El segundo dato, sobre Brasil. Los hombres blancos del 1% más rico tienen más renta que todas las mujeres negras y mestizas. Son unos 700.000 hombres que acaparan el 15% de la renta mientras ellas (el mayor grupo demográfico de Brasil) suman el 14,3%, según un reciente estudio de la Universidad de São Paulo.

El país vendría a ser un Belindia, el término ideado en los setenta por el economista Edmar Lisboa Bacha. Un ente fruto de la combinación de Bélgica e India. Un país con las leyes e impuestos de un Estado pequeño y rico, y la realidad social de un gigante pobre. Brasil es mucho más rico que hace medio siglo, pero esa riqueza sigue en manos de una minoría.

Desde que hace una década Rede Nossa São Paulo hizo el primer mapa de la desigualdad, poco ha variado. El coordinador general de la ONG, Jorge Abrahõ, explica que “hay pequeñas mejorías y retrocesos, pero en general está estancada”. Racalca que “lo realmente llamativo es que Brasil logra generar riqueza, pero no consigue repartirla”.

La brecha socieconómica disminuyó algo durante los primeros años de este siglo con los Gobiernos del Partido de los Trabajadores de Luiz Inácio ‘Lula’ da Silva, pero Brasil sigue firme entre los países más injustos del mundo. También en esos años el reparto de riqueza fue desproporcional. El problema radica en las estructuras de poder, en quiénes hacen las leyes… “Es parte estructural de cómo está organizado Brasil. Los gobiernos, incluso los bien intencionados, no pueden meterse con esas estructuras que perpetúan la desigualdad”, según Abrahõ.
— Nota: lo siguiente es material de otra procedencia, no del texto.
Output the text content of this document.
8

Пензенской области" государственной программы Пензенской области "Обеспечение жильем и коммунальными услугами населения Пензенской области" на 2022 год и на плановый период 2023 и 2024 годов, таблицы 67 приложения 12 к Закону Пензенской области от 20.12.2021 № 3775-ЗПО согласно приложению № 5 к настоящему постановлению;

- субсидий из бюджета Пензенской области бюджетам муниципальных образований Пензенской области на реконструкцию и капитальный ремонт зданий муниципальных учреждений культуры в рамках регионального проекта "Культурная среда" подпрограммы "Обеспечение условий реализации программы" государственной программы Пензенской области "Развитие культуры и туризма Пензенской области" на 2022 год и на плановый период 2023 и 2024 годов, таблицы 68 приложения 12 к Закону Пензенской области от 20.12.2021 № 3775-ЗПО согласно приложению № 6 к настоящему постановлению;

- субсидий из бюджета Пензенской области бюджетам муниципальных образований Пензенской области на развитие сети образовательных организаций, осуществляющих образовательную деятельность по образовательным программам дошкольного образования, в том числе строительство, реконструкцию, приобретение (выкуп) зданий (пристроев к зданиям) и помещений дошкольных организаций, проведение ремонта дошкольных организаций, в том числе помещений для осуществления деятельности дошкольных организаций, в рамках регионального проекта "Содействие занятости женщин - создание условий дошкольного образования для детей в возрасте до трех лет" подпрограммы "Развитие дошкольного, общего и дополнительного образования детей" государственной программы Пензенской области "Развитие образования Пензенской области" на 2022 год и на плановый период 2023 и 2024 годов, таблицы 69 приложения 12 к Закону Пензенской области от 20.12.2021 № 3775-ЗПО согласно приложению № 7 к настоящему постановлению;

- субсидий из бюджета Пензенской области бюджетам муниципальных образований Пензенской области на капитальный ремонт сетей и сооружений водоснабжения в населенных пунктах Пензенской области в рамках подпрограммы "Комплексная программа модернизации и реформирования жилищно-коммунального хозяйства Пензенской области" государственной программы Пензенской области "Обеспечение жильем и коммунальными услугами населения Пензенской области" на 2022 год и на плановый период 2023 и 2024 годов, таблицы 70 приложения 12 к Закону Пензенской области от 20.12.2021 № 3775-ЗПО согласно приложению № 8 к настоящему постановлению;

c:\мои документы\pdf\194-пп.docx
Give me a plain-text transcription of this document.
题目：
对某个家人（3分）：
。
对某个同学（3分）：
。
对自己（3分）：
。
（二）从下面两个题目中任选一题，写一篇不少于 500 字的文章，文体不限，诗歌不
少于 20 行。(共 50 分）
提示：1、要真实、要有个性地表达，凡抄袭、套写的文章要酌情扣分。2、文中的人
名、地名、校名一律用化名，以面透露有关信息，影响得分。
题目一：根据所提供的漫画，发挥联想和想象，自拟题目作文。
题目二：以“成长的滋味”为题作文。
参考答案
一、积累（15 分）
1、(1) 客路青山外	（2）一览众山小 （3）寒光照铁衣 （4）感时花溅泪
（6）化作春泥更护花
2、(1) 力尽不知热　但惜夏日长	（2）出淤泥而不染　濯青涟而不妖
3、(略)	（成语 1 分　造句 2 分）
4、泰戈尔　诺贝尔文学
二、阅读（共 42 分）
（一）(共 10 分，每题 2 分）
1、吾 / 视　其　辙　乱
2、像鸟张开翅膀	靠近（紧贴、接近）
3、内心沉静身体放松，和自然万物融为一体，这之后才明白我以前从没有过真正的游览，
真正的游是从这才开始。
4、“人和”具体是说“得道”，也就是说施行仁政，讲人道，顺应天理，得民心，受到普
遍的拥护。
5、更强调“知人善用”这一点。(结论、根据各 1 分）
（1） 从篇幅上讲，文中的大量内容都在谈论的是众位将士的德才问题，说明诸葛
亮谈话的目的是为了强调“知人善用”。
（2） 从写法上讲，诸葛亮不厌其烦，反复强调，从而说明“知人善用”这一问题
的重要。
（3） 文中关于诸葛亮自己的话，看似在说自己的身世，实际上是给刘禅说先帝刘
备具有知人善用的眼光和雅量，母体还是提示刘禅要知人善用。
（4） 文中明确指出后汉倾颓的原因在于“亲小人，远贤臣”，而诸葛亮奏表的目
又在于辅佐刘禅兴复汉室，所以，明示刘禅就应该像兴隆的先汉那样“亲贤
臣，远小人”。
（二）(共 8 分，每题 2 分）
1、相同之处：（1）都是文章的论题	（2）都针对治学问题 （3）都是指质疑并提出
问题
Sostiene el especialista que Sao Paulo es un reflejo de Brasil. Con sus matices, como siempre en un país tan diverso y vasto. Duplica el tamaño de la Unión Europea con una población de 210 millones de personas descendientes de esclavos, inmigrantes blancos e indígenas.

Los contrastes evidentes a quien circula por São Paulo (una urbe de 12 millones de habitantes) están cuantificados en el mapa de la desigualdad. Entre el mar de datos medidos con el desigualómetro, algunos son realmente estremecedores. En los embarazos adolescentes, la diferencia entre el mejor barrio y el peor es de 60 veces; el abandono escolar de 70; la espera para una consulta médica básica de 12 veces, y la mortalidad por covid, el doble. En un tercio de distritos —barriadas de la periferia— no hay un solo tren, metro o tranvía en un kilómetro a la redonda, solo llega el autobús.

El fotógrafo destaca que su obra “tiene un poder simbólico, que dice mucho respecto a nuestra memoria colectiva, más allá del poder documental”. Porque la realidad es que la torre Penthouse cayó en decadencia, es considerada hortera. Y Paraisópolis, que creció hasta tocar los pies del rascacielos, es con sus muchas carencias una de las favelas brasileñas más ricas y dinámicas.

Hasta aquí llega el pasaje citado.